On attendait une nouvelle initiative en faveur de la réduction de la dette ; on espérait des avancées sur les négociations en cours du cycle de Doha, notamment en ce qui concerne l’accès aux médicaments, ainsi qu’une baisse des aides à l’exportation des agriculteurs du Nord. On n’aura finalement eu qu’un engagement du G8 sur l’organisation d’une force de maintien de la paix africaine (voir encadré p. 34) et, grâce à une petite compétition entre les États-Unis et l’Europe, une enveloppe conséquente consacrée à la lutte contre le sida. Aux 15 milliards de dollars sur cinq ans promis par George W. Bush, Jacques Chirac a répondu en triplant le montant accordé par la France à la lutte contre la pandémie, qui passe ainsi à 150 millions d’euros par an pendant cinq ans. Les Européens semblent prêts à le suivre et devraient décider, lors du prochain sommet de l’Union européenne, à Thessalonique, en Grèce, à la fin du mois de juin, de porter à 1 milliard de dollars leur aide au Fonds mondial contre le sida, la tuberculose et le paludisme.
Sur la question des subventions agricoles, souvent considérée comme la plus importante pour donner un coup de pouce significatif au développement de l’Afrique, « nous n’avons pas progressé autant que je l’aurais souhaité », a reconnu Jacques Chirac.
Malgré ces déceptions, le soutien des pays du G8 au Nepad a été réaffirmé.

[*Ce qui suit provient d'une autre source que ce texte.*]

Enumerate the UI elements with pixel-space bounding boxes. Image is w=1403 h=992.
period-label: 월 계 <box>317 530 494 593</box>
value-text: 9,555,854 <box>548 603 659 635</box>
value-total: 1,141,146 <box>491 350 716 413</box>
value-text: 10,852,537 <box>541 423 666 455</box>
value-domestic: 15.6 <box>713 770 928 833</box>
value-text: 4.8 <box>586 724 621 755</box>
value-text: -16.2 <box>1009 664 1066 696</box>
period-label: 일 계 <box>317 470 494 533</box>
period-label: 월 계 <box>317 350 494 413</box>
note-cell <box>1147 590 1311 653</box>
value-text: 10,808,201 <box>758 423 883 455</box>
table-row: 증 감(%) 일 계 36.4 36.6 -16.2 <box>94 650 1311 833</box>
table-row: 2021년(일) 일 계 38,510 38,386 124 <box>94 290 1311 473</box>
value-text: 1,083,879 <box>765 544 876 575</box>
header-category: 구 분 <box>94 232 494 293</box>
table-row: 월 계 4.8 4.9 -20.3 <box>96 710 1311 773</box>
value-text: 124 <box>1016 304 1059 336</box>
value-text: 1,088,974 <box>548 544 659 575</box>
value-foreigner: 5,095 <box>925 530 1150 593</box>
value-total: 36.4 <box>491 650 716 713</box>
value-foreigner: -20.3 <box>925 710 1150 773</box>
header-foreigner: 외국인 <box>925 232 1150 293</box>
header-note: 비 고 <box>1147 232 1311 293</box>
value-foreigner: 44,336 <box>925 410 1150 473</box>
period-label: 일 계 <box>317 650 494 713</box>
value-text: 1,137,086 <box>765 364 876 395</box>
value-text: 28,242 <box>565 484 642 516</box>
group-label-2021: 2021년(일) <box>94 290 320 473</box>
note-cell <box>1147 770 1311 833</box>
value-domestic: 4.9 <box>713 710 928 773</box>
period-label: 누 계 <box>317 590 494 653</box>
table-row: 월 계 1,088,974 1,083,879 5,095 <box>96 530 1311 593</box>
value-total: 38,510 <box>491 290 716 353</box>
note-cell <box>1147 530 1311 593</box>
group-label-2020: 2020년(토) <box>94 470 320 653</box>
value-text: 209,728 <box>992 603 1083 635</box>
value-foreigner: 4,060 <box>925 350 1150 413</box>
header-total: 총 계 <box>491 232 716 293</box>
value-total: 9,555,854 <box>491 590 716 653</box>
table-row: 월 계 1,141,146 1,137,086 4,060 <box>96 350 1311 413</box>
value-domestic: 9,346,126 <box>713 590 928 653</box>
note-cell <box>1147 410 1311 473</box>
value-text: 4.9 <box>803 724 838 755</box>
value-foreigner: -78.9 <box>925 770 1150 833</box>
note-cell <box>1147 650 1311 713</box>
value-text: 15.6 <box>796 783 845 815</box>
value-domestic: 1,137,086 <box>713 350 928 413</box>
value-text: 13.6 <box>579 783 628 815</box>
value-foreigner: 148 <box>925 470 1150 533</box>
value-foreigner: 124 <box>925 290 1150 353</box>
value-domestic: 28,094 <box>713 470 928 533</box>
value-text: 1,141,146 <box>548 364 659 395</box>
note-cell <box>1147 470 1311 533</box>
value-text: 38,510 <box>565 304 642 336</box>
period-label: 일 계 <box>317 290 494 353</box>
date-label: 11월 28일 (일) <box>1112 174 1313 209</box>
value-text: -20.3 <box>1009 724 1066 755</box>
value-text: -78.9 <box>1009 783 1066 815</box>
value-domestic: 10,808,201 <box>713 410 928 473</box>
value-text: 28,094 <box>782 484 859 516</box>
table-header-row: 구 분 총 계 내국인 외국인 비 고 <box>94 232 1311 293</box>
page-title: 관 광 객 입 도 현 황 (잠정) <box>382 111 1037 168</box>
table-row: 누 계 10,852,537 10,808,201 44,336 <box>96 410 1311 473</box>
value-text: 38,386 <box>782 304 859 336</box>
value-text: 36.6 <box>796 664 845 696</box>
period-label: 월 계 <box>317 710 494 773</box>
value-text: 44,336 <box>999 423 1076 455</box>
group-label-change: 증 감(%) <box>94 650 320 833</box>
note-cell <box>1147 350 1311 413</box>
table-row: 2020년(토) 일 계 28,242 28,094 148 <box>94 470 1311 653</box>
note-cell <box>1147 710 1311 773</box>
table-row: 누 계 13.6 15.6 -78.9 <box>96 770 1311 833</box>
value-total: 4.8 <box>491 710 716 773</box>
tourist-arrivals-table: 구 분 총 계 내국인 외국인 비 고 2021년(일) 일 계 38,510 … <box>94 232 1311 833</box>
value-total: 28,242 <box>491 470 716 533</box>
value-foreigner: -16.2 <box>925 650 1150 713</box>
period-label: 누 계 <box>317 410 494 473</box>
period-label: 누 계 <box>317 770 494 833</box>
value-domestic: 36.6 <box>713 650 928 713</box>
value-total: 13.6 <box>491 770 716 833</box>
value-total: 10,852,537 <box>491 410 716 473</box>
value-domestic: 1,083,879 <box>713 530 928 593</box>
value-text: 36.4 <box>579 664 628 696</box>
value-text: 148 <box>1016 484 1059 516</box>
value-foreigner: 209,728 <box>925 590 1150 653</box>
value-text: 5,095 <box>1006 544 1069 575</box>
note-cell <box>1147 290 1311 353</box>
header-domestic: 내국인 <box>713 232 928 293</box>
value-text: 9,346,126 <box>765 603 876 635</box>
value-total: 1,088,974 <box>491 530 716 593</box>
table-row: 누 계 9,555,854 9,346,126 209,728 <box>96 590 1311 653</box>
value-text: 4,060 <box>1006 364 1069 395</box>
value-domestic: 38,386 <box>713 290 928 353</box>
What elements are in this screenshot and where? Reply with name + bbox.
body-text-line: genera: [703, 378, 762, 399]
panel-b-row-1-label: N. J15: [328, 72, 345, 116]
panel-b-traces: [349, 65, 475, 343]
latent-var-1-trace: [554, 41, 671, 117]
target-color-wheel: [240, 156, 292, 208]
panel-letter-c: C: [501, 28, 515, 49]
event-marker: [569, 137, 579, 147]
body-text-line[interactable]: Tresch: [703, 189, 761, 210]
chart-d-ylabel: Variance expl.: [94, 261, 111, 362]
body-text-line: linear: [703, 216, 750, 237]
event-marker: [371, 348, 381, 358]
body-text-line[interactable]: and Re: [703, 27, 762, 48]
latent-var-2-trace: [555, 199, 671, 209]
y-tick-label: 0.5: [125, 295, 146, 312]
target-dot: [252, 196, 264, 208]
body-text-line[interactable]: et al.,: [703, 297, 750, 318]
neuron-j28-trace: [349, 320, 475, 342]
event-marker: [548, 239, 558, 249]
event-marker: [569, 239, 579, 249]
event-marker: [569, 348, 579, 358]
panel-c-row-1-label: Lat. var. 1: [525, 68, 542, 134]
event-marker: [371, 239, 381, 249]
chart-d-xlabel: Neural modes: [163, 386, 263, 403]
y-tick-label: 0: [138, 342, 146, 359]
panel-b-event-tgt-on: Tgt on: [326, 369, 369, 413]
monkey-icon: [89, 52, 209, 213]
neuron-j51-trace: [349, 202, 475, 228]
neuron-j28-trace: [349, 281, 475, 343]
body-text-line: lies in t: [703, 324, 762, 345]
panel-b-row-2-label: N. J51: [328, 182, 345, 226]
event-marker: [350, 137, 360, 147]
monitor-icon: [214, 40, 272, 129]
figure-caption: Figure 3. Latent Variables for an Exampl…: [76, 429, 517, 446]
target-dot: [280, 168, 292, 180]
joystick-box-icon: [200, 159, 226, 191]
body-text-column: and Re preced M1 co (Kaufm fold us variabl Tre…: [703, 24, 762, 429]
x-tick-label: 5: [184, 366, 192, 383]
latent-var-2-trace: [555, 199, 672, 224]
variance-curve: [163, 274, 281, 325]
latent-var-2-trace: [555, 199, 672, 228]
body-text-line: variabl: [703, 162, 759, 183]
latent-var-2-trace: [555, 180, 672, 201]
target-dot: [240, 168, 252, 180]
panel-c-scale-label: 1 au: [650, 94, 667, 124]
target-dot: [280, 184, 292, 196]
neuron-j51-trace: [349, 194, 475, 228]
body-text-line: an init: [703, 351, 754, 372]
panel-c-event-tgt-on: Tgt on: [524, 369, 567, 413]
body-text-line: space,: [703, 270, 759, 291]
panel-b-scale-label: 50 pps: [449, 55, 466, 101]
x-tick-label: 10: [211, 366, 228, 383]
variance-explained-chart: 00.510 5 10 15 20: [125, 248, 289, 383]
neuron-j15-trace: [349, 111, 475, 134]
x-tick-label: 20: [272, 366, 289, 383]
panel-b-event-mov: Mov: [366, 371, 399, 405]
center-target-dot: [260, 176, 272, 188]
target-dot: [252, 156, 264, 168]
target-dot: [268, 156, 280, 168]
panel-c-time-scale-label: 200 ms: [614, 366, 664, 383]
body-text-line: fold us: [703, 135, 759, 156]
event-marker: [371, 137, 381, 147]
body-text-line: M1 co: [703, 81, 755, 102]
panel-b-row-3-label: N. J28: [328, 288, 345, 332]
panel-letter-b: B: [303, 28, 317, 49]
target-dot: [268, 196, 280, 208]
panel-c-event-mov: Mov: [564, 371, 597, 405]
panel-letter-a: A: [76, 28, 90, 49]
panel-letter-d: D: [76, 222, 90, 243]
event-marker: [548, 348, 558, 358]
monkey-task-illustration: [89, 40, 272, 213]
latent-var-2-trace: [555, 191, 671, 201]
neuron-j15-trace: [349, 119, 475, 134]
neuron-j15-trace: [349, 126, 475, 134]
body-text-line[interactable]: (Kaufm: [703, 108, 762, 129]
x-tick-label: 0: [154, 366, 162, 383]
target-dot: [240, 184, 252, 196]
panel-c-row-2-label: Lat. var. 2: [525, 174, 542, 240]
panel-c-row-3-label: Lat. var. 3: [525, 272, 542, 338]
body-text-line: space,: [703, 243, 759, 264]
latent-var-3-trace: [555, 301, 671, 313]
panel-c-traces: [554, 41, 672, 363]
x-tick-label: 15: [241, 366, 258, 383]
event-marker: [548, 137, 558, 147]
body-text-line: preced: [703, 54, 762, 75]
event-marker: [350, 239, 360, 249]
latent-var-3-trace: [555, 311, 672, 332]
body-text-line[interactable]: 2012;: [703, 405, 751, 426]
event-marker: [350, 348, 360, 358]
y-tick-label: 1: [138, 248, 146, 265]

Les Huit ont approuvé le rapport d’évaluation établi par le comité de pilotage du Nepad, signé à Abuja par les chefs d’État africains le 28 mai et qui comporte une nouveauté : la nomination de six personnalités africaines pour piloter l’examen par les pairs adopté en octobre 2002 – Graça Machel (Mozambique), Chris Stals (Afrique du Sud), Dorothy Njeuma (Cameroun), Marie-Angélique Savane (Sénégal), le professeur Kiplagat (Kenya) et Adebayo Adedeji (Nigeria). Cet examen, que les pays riches réclament à cor et à cri, pourrait pourtant devenir bientôt la pomme de discorde entre les nouveaux partenaires qu’on a célébrés toute la journée de dimanche : l’Afrique et le Nord. Aux déclarations de Michel Camdessus, représentant personnel du président français pour l’Afrique, qui a déclaré que « nous ne choisirons nos partenaires privilégiés qu’à la lumière de ce qu’auront été les résultats de cet examen par les pairs », le professeur Nkuhlu a répondu : « Notre perception de cet examen est différente de celle des pays riches. Il doit nous servir à nous entraider, à nous critiquer entre nous. Maintenant, les pays riches veulent l’utiliser comme une punition contre nous. Mais nous ne rentrerons pas dans ce jeu-là. »
En définitive, le sommet d’Évian aura été une mise en scène profitable pour les Huit, et notamment pour Jacques Chirac et George W. Bush, mais pas vraiment pour l’Afrique, dont le président français a pourtant rappelé, à plusieurs reprises, qu’elle était « à la dérive ». s

1. Le G8 est un club informel regroupant les chefs d’État ou de gouvernement des huit pays les plus industrialisés (France, Russie, États-Unis, Canada, Grande-Bretagne, Allemagne, Japon et Italie), auxquels se sont joints le président en exercice du Conseil européen, le Premier ministre grec et le président de la Commission européenne. 2. Égypte, Algérie, Nigeria, Afrique du Sud, Sénégal, Mexique, Suisse, Brésil, Chine, Arabie saoudite, Malaisie, Inde.